Hitting up against quota limits may indicate that quota adjustments are required. Exceeding quota limits may cause a Snowflake query to fail or reduce performance. In the worst case, significant throttling can impact the performance of all your API Gateway or Lambda services in the region.

Snowflake is tolerant of a certain ratio of failed requests and automatically retries. If a high percentage of requests fail, then the query may abort and the last error code will display in the console. For example, 429 Too Many Requests.

CloudWatch Metrics can be manually enabled on the API Gateway to reveal if quotas are being reached. Metrics aggregate errors into two buckets that are 4xx and 5xx. CloudWatch logs can be used to access the actual error code. The following table describes how to interpret the CloudWatch metrics.

Error type	Possible issue	Remedy
4xx errors	API Gateway burst or throttle quota exceeded	Request an increase to the API Gateway throttle quota.
5xx errors	Lambda concurrent requests or burst quota exceeded. Verify 4xx errors in Lambda Metrics.	Request an increase the Lambda concurrent request quota

Note

The API Gateway Lambda proxy maps 429 errors from the Lambda service to 500 errors.

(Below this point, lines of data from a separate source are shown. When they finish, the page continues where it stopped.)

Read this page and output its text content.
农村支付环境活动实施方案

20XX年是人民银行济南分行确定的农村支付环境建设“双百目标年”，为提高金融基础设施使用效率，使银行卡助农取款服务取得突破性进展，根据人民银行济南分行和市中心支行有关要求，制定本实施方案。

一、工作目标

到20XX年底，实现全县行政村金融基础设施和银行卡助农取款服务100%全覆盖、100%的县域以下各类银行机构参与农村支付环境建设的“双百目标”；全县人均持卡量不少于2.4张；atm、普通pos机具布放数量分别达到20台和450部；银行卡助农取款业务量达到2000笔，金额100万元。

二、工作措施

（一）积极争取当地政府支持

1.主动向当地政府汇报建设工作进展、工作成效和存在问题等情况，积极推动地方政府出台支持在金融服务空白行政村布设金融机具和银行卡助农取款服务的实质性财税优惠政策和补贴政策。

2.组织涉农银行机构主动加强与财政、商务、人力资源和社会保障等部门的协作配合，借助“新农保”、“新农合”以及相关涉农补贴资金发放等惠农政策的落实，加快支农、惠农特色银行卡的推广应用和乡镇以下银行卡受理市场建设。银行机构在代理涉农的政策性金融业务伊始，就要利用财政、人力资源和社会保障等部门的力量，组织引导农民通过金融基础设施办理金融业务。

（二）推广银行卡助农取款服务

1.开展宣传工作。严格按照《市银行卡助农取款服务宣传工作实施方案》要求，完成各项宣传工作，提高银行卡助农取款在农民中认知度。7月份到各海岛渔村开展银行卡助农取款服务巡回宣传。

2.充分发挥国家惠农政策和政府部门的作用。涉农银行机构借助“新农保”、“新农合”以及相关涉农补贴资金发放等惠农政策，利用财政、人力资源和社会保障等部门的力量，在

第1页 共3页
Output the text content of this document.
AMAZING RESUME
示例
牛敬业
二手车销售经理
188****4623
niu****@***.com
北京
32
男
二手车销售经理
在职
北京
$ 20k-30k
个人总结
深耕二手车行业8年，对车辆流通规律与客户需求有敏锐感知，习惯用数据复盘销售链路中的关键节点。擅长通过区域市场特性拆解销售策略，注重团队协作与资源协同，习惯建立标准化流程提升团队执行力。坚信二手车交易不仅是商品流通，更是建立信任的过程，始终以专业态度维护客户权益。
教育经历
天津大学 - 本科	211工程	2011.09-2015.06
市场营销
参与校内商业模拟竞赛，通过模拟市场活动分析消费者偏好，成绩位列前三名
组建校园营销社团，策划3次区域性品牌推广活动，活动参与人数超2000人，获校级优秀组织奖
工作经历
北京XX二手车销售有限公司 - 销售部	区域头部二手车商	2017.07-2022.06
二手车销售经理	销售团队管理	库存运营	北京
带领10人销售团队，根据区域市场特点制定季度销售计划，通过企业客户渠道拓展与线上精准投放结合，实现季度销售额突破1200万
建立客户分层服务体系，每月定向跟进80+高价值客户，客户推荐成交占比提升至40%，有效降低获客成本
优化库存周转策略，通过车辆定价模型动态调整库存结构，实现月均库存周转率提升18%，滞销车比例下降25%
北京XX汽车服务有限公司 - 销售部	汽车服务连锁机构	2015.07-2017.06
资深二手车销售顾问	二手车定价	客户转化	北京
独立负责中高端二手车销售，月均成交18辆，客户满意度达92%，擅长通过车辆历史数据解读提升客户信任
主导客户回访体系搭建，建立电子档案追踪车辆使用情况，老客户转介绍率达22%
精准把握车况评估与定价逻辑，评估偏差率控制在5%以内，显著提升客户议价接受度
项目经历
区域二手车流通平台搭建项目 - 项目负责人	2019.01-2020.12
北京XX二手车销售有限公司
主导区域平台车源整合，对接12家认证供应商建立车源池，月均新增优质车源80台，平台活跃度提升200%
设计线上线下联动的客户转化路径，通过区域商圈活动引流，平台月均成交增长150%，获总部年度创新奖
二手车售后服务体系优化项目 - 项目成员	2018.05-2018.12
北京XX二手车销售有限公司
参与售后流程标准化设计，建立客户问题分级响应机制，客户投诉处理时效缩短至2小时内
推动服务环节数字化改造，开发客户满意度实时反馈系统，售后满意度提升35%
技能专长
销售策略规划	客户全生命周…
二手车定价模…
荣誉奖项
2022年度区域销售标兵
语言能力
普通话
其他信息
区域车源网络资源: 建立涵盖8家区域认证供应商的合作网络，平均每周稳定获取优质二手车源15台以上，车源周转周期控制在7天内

The following screenshot shows an example of searching CloudWatch Logs using Log Insights:

9 -

Lambda Tuning

AWS maintains quotas for Lambda concurrent execution. Two of these quotas impact concurrency and compete with other Lambdas in the same account and region:

The concurrent executions quota cap is the maximum number of Lambda instances that can serve requests for an account and region. The default AWS quota may be inadequate based on peak concurrency based on the table in the previous section. This quota can be increased with an AWS support ticket.

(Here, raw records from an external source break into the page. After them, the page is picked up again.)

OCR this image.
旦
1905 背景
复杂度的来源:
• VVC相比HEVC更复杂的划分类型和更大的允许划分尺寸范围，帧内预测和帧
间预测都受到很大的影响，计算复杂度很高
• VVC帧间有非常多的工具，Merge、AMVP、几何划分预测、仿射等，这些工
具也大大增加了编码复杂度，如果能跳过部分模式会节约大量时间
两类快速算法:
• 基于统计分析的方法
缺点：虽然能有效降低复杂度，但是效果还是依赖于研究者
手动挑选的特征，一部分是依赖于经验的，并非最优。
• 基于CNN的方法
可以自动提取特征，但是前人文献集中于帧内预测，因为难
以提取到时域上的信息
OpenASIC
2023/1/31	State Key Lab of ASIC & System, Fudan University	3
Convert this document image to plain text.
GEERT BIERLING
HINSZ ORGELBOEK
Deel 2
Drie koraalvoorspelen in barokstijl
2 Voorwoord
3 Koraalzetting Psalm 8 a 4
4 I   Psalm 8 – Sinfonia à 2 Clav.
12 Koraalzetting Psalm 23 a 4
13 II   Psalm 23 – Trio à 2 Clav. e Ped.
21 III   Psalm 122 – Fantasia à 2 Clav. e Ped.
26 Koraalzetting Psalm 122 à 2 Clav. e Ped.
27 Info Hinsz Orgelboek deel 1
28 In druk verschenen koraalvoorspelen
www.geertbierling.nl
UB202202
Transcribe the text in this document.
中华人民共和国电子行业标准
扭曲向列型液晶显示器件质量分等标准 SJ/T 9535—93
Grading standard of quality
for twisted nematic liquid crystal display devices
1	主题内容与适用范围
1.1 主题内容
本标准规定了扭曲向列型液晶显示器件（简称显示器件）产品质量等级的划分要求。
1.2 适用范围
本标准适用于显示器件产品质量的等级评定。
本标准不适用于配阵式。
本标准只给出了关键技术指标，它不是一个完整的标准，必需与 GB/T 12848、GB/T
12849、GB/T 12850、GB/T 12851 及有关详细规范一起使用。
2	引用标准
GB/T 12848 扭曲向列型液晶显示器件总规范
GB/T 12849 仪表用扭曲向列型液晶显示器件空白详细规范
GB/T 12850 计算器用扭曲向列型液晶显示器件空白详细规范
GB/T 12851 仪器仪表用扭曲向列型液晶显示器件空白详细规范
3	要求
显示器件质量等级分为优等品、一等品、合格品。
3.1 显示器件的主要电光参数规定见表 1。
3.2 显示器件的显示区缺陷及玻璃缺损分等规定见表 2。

The Burst concurrency quota limits the rate at which Lambda will scale to accommodate demand. This quota is also per account and region. The burst quota cannot be adjusted. AWS will quickly scale until the burst limit is reached. After the burst limit is reached, functions will scale at a reduced rate per minute (e.g. 500). If no Lambda instances can serve a request, the request will fail with a 429 Too Many Requests response. Snowflake will generally retry until all requests succeed but may abort if a high percentage of failed responses occur.

The burst limit is a fixed value and varies significantly by AWS region. The highest burst (3,000) is currently available in the following regions: US West (Oregon), US East (N.Virginia), and Europe (Ireland). Other regions can burst between 500 and 1,000. It is recommended to select a Snowflake AWS region with the highest burst limits.